People aged 18 to 24 rely on acute emergency services to provide medical and health advice than other age groups, research from healthcare company PAGB has found.
The study found that 42% of younger people used A&E services as a source of medical advice. This figure fell as the age of the groups rose, with 33% of 25 to 34 year olds using A&E for information, 29% of those aged 35 to 44, and 20% of over 55s.

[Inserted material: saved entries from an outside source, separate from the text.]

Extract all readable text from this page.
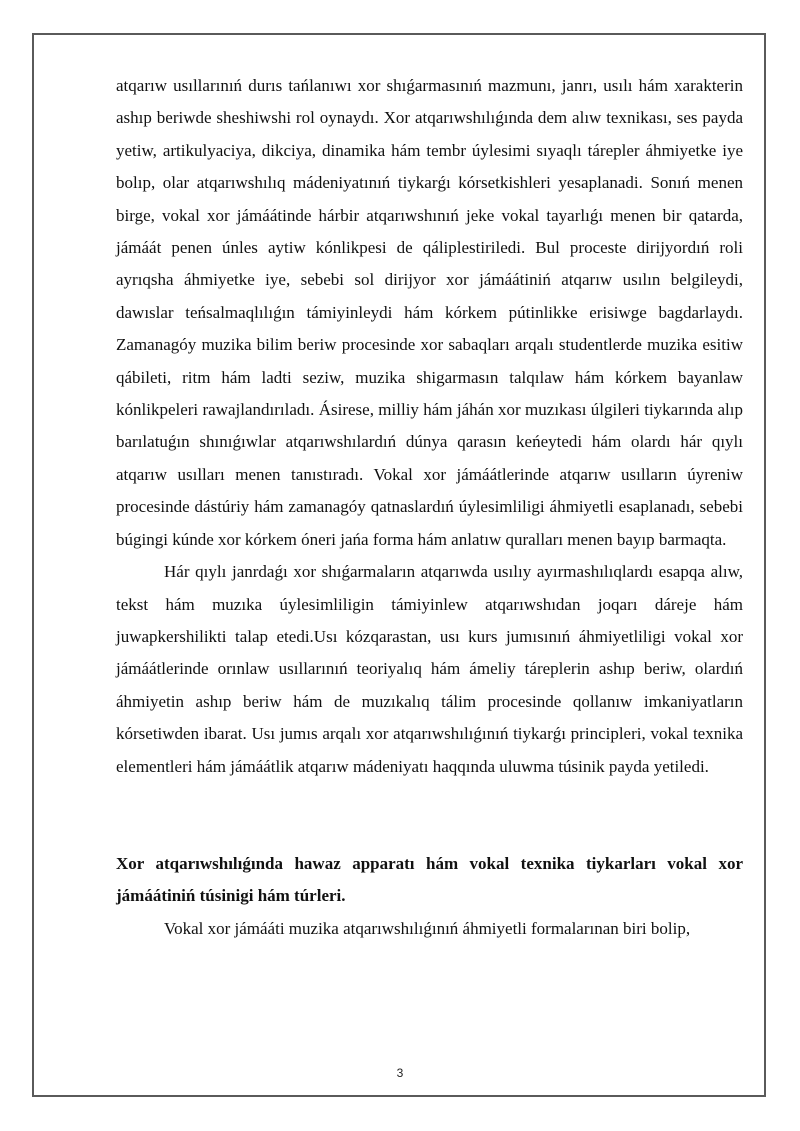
atqarıw usıllarınıń durıs tańlanıwı xor shıǵarmasınıń mazmunı, janrı, usılı hám xarakterin ashıp beriwde sheshiwshi rol oynaydı. Xor atqarıwshılıǵında dem alıw texnikası, ses payda yetiw, artikulyaciya, dikciya, dinamika hám tembr úylesimi sıyaqlı tárepler áhmiyetke iye bolıp, olar atqarıwshılıq mádeniyatınıń tiykarǵı kórsetkishleri yesaplanadi. Sonıń menen birge, vokal xor jámáátinde hárbir atqarıwshınıń jeke vokal tayarlıǵı menen bir qatarda, jámáát penen únles aytiw kónlikpesi de qáliplestiriledi. Bul proceste dirijyordıń roli ayrıqsha áhmiyetke iye, sebebi sol dirijyor xor jámáátiniń atqarıw usılın belgileydi, dawıslar teńsalmaqlılıǵın támiyinleydi hám kórkem pútinlikke erisiwge bagdarlaydı. Zamanagóy muzika bilim beriw procesinde xor sabaqları arqalı studentlerde muzika esitiw qábileti, ritm hám ladti seziw, muzika shigarmasın talqılaw hám kórkem bayanlaw kónlikpeleri rawajlandırıladı. Ásirese, milliy hám jáhán xor muzıkası úlgileri tiykarında alıp barılatuǵın shınıǵıwlar atqarıwshılardıń dúnya qarasın keńeytedi hám olardı hár qıylı atqarıw usılları menen tanıstıradı. Vokal xor jámáátlerinde atqarıw usılların úyreniw procesinde dástúriy hám zamanagóy qatnaslardıń úylesimliligi áhmiyetli esaplanadı, sebebi búgingi kúnde xor kórkem óneri jańa forma hám anlatıw quralları menen bayıp barmaqta.

Hár qıylı janrdaǵı xor shıǵarmaların atqarıwda usılıy ayırmashılıqlardı esapqa alıw, tekst hám muzıka úylesimliligin támiyinlew atqarıwshıdan joqarı dáreje hám juwapkershilikti talap etedi.Usı kózqarastan, usı kurs jumısınıń áhmiyetliligi vokal xor jámáátlerinde orınlaw usıllarınıń teoriyalıq hám ámeliy táreplerin ashıp beriw, olardıń áhmiyetin ashıp beriw hám de muzıkalıq tálim procesinde qollanıw imkaniyatların kórsetiwden ibarat. Usı jumıs arqalı xor atqarıwshılıǵınıń tiykarǵı principleri, vokal texnika elementleri hám jámáátlik atqarıw mádeniyatı haqqında uluwma túsinik payda yetiledi.

Xor atqarıwshılıǵında hawaz apparatı hám vokal texnika tiykarları vokal xor jámáátiniń túsinigi hám túrleri.

Vokal xor jámááti muzika atqarıwshılıǵınıń áhmiyetli formalarınan biri bolip,

3
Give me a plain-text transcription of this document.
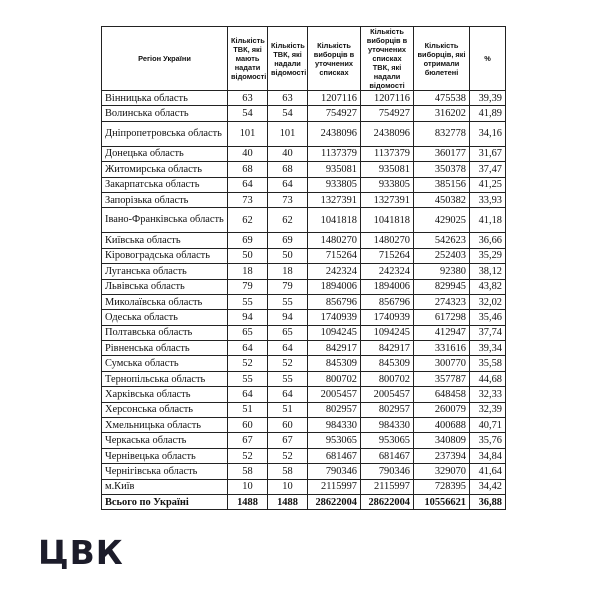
Регіон України	Кількість ТВК, які мають надати відомості	Кількість ТВК, які надали відомості	Кількість виборців в уточнених списках	Кількість виборців в уточнених списках ТВК, які надали відомості	Кількість виборців, які отримали бюлетені	%
Вінницька область	63	63	1207116	1207116	475538	39,39
Волинська область	54	54	754927	754927	316202	41,89
Дніпропетровська область	101	101	2438096	2438096	832778	34,16
Донецька область	40	40	1137379	1137379	360177	31,67
Житомирська область	68	68	935081	935081	350378	37,47
Закарпатська область	64	64	933805	933805	385156	41,25
Запорізька область	73	73	1327391	1327391	450382	33,93
Івано-Франківська область	62	62	1041818	1041818	429025	41,18
Київська область	69	69	1480270	1480270	542623	36,66
Кіровоградська область	50	50	715264	715264	252403	35,29
Луганська область	18	18	242324	242324	92380	38,12
Львівська область	79	79	1894006	1894006	829945	43,82
Миколаївська область	55	55	856796	856796	274323	32,02
Одеська область	94	94	1740939	1740939	617298	35,46
Полтавська область	65	65	1094245	1094245	412947	37,74
Рівненська область	64	64	842917	842917	331616	39,34
Сумська область	52	52	845309	845309	300770	35,58
Тернопільська область	55	55	800702	800702	357787	44,68
Харківська область	64	64	2005457	2005457	648458	32,33
Херсонська область	51	51	802957	802957	260079	32,39
Хмельницька область	60	60	984330	984330	400688	40,71
Черкаська область	67	67	953065	953065	340809	35,76
Чернівецька область	52	52	681467	681467	237394	34,84
Чернігівська область	58	58	790346	790346	329070	41,64
м.Київ	10	10	2115997	2115997	728395	34,42
Всього по Україні	1488	1488	28622004	28622004	10556621	36,88
ЦВК
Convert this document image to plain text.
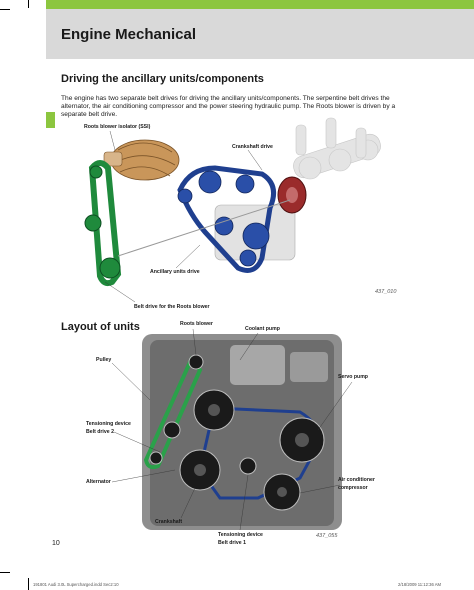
Engine Mechanical
Driving the ancillary units/components
The engine has two separate belt drives for driving the ancillary units/components. The serpentine belt drives the alternator, the air conditioning compressor and the power steering hydraulic pump. The Roots blower is driven by a separate belt drive.
Roots blower isolator (SSI)
Crankshaft drive
Ancillary units drive
Belt drive for the Roots blower
437_010
Layout of units	Roots blower
Coolant pump
Pulley
Servo pump
Tensioning device
Belt drive 2
Alternator	Air conditioner
compressor
Crankshaft
Tensioning device
Belt drive 1
437_055
10
191801 Audi 3.0L Supercharged.indd Sec2:10	2/18/2009 11:12:36 AM
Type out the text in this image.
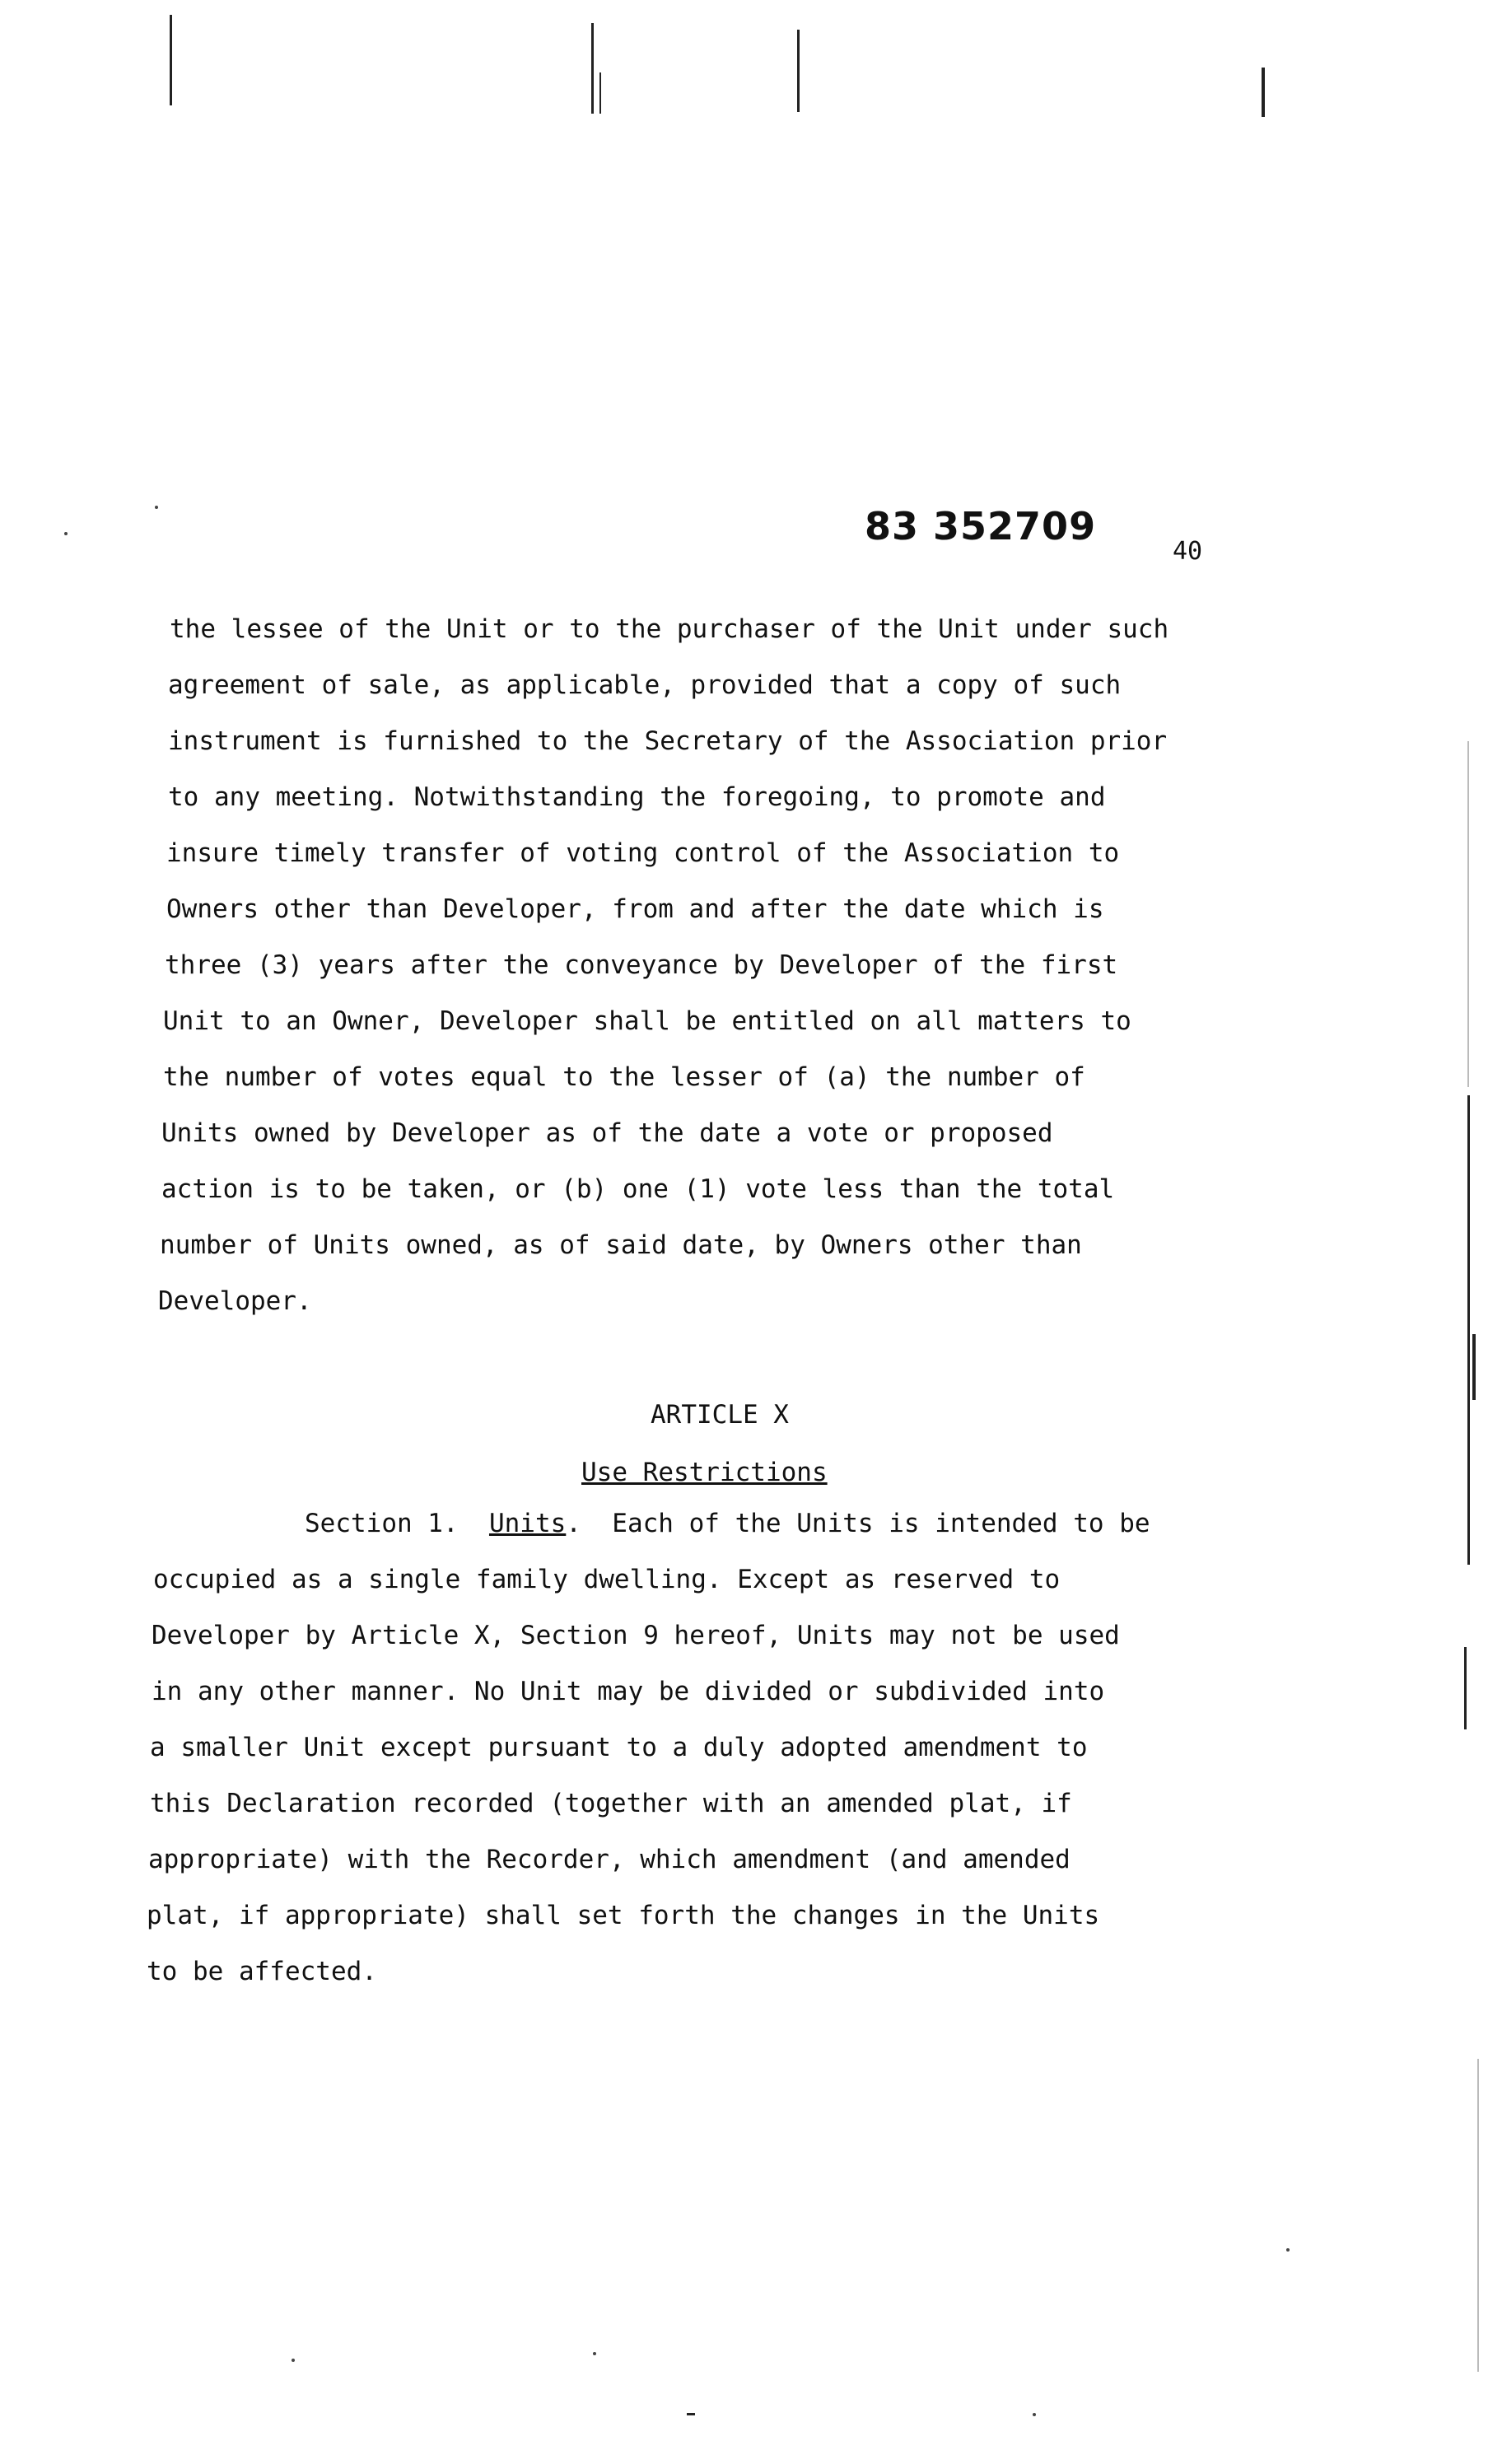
83 352709
40
the lessee of the Unit or to the purchaser of the Unit under such
agreement of sale, as applicable, provided that a copy of such
instrument is furnished to the Secretary of the Association prior
to any meeting. Notwithstanding the foregoing, to promote and
insure timely transfer of voting control of the Association to
Owners other than Developer, from and after the date which is
three (3) years after the conveyance by Developer of the first
Unit to an Owner, Developer shall be entitled on all matters to
the number of votes equal to the lesser of (a) the number of
Units owned by Developer as of the date a vote or proposed
action is to be taken, or (b) one (1) vote less than the total
number of Units owned, as of said date, by Owners other than
Developer.
ARTICLE X
Use Restrictions
Section 1. Units. Each of the Units is intended to be
occupied as a single family dwelling. Except as reserved to
Developer by Article X, Section 9 hereof, Units may not be used
in any other manner. No Unit may be divided or subdivided into
a smaller Unit except pursuant to a duly adopted amendment to
this Declaration recorded (together with an amended plat, if
appropriate) with the Recorder, which amendment (and amended
plat, if appropriate) shall set forth the changes in the Units
to be affected.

‘If we are to improve people’s health, we need to be supporting the public to look after their own health better, whether that involves making healthier lifestyle choices, being prepared for common winter illnesses, or knowing where to go to get healthcare advice,’ said Wendy Nicholson, lead nurse for children, young people and families at Public Health England. ‘As well as benefiting individuals, this will also lead to a healthier population and reduce pressure on frontline NHS services.’
Younger people were also much more likely to use the internet to find information about their health. The study found that 97% of those aged 18 to 24 said they used Google as a source of medical information, compared with 69% of those aged over 55. Similarly, people in the 18 to 24 age group used NHS Choices for advice about their health, with 84% reporting that they accessed the site, while 51% of over 55s responded in kind.
Pharmacy services were comparatively underused, with 52% of younger people using it for advice compared to 65% of those over 55 years. This is despite 99% of the population being able to get to a pharmacy within 20 minutes by car and 96% by walking or using public transport.